The disruptor that keeps on giving! AI is a particularly disruptive force; but in the logistics industry it is especially so. Automated vehicles; drones and other bots might have the ability to automate the entire logistics value chain with little to no human intervention.

This makes for some compelling supply chain debates; but even more so in the ethics department when we start to contemplate “if” things go wrong, who gets blamed? The logistics company, the supplier of the drone, the tech guy who coded it?

Further to that, the socialist debate is even more fascinating as we contemplate the potential reallocation of human resources who used to be route planners, drivers and delivery people. If they are no longer doing these labour intensive jobs because of automation, where else in the logistics value chain can they find employment and enrich their lives?
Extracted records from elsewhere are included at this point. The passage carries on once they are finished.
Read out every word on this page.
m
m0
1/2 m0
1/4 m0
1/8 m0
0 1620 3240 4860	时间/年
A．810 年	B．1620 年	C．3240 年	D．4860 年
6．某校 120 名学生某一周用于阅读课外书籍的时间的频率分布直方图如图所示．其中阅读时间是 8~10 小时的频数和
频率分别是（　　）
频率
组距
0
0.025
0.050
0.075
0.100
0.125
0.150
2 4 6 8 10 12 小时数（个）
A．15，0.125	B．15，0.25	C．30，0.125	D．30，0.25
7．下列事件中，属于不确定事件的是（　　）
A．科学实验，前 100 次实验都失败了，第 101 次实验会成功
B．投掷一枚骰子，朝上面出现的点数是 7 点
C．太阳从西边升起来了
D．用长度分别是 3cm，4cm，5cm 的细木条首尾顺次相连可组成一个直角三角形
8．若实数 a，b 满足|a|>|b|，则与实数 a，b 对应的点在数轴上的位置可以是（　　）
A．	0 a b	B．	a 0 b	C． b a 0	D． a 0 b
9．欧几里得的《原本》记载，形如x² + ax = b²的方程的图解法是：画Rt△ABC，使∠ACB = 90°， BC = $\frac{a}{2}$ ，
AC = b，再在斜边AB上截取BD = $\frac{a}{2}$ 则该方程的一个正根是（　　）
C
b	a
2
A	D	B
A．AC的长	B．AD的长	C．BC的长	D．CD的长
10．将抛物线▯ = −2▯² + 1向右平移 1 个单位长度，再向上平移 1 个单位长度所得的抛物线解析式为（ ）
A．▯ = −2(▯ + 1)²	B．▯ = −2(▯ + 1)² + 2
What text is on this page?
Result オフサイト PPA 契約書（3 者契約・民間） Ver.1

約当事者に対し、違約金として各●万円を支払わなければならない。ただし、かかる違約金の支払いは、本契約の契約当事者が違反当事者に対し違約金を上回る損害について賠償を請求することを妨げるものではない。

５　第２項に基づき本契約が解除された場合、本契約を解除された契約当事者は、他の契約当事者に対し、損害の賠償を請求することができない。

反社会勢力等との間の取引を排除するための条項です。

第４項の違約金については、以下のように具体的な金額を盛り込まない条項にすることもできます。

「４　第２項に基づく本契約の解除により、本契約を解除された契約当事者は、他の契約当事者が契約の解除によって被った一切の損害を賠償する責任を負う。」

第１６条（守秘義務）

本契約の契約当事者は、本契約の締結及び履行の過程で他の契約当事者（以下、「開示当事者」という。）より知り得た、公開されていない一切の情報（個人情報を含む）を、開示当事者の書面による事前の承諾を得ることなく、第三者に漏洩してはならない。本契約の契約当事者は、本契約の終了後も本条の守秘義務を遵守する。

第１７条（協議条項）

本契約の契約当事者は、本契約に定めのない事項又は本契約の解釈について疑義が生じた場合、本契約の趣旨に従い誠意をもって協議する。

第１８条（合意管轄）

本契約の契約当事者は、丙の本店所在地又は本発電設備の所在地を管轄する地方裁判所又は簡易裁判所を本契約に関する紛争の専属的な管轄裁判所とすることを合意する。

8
These are the questions that logistics companies and practitioners are having to deal with. As we progress as a people and become more digitally enabled; there are bound tobe more and more complexities and machine orientated tasks that take away the dull and the mundane from humans and give it to machines who do repetitive tasks perfectly without getting tired!

Upstream disruption

All of the disruptions we have mentioned up to now have been downstream logistics disruption. These are essentially client facing disruption. Imagine these disruptive forces trained upstream of the logistics value chain. When we start talking about the disruption of the supply side of the value chain. How can we better optimise the supply and warehousing of goods to blow JIT (Just In Time) practices out of the water!